Le thème de l'intelligence artificielle retient l'attention de Jacques Attali qui se rappelle avoir écrit, il y a longtemps, un ouvrage intitulé - L'homme cannibale - qui démontrait que l'humanité avait été cannibale à ses origines. « Nous redevenons cannibales en transformant l'homme en un objet qui lui-même consomme des objets. Tout simplement parce que nous avons le fantasme qu'un objet est immortel, alors que l'homme est mortel.

L'homme, comme artefact, veut intervenir dans sa vie, dans des prothèses de toutes natures. Arrivera-t-on à mettre des frontières, à créer un sanctuaire sur la nature humaine et à ne pas y toucher, et à le faire respecter ? Je n'y crois pas.

Progressivement, nous nous transformons en robot électronique, c'est notre réponse pour concilier la folie du marché qui transforme tout en marchandise ».

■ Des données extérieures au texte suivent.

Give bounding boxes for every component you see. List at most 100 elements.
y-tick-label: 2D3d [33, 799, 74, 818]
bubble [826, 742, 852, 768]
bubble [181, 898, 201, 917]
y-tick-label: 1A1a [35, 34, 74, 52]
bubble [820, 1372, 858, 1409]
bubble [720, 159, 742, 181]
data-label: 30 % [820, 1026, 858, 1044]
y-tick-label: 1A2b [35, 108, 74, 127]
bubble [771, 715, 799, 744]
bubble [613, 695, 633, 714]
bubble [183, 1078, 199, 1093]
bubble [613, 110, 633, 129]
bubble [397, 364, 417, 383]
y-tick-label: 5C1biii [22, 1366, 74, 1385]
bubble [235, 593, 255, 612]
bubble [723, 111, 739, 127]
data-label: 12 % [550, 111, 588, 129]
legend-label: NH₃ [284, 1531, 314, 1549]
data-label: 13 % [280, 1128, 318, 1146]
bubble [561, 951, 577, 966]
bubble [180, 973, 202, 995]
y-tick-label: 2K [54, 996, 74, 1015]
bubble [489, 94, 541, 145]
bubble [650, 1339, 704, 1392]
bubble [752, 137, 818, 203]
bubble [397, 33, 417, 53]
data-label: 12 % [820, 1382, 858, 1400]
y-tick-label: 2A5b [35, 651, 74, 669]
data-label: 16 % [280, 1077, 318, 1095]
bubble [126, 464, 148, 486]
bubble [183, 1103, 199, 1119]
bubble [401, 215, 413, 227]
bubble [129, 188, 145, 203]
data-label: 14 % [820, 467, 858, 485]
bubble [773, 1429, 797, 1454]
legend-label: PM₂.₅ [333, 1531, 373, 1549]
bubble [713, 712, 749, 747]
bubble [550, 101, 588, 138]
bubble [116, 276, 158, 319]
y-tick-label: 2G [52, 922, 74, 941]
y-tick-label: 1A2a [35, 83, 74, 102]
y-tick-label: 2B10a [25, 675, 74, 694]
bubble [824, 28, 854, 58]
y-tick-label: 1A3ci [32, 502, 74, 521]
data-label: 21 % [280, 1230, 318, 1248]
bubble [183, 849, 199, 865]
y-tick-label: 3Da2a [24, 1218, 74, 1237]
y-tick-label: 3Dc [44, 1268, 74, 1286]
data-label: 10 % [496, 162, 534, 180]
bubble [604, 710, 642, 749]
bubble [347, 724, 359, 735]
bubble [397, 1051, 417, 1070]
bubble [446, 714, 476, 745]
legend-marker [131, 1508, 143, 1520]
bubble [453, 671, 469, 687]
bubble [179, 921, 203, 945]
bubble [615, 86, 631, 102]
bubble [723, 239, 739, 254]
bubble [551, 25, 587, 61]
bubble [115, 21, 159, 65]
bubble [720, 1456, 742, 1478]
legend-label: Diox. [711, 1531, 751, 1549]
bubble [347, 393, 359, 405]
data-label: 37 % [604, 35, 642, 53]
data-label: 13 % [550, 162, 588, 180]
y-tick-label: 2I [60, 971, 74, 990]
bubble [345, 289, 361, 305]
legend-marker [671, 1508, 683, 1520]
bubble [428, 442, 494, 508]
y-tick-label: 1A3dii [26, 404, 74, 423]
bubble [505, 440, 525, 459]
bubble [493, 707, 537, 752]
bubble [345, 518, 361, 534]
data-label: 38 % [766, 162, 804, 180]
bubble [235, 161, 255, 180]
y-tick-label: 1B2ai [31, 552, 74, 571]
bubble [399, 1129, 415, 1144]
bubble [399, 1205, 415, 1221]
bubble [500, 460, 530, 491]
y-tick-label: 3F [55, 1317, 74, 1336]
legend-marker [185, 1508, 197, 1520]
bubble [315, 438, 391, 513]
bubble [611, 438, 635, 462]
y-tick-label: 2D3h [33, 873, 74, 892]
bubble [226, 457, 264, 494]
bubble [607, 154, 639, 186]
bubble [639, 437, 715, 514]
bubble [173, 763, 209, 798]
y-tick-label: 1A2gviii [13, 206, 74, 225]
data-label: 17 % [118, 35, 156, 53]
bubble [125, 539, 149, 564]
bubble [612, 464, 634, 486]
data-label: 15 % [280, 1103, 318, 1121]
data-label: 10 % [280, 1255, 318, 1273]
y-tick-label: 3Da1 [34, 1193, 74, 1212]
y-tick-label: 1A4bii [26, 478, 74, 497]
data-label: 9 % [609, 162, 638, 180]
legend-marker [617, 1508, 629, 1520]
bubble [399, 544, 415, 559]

Sur ce sujet du transhumanisme, André Comte-Sponville reste inquiet, mais aussi pragmatique. Il précise d'emblée que l'humanité a moins changé qu'on ne le pense. « Il y a une continuité de l'humanité, que cette révolution scientifique et technique ne saurait abolir. Rien d'essentiel n'a changé. L'humanité ne change pas à chaque bouleversement scientifique ou technique et les problèmes philosophiques ne sont pas bouleversés par chaque changement technique, car l'humanité c'est d'abord le corps.

Le danger c'est bien le transhumanisme, si nous transformons le corps de l'homme, nous allons perdre la continuité du corps qui existe depuis le néolithique. Mais le transhumanisme tel qu'annoncé suppose des progrès considérables en intelligence artificielle qui viennent buter sur un point essentiel, il faudra un jour un ordinateur conscient et doué de volonté. Or, je ne vois pas le début du processus, mon ordinateur actuel a le même niveau de conscience que ma première machine à écrire, à savoir le niveau zéro. Les progrès considérables de l'informatique n'ont fait aucune avancée en matière de conscience. Une puissance de calcul sans conscience ne fera jamais un esprit.

Je ne conteste pas les révolutions industrielles, il est clair que les changements techniques sont importants. D'ailleurs, ce n'est pas parce que les gens avaient une autre vision du monde qu'ils ont fait la révolution industrielle, mais c'est parce qu'ils ont fait la révolution industrielle qu'ils ont eu une autre vision du monde.

Aussi, il importe de préserver l'humanité qui existe depuis 100.000 ans. Alors avec quelles valeurs faut-il avancer ? C'est très simple, soit avec les valeurs que vous avez reçues, soit avec celles que vous avez inventées. Et comme personne n'a jamais inventé de nouvelle valeur, les seules qui valent sont celles que nous avons reçues.

Le résultat de la révolution actuelle, c'est la reprise des bases de sagesses immémoriales que sont amour, justice et générosité ».

Un débat philosophique qu'il est parfois bon d'entendre, tellement nous sommes absorbés par cette quatrième révolution industrielle. Et comme concluait, lors de ce débat, l'auteur de l'ouvrage « nous revenons toujours au même endroit, nous sommes dans un phénomène de spirale. L'histoire de l'humanité revient au même endroit, mais l'altitude change ».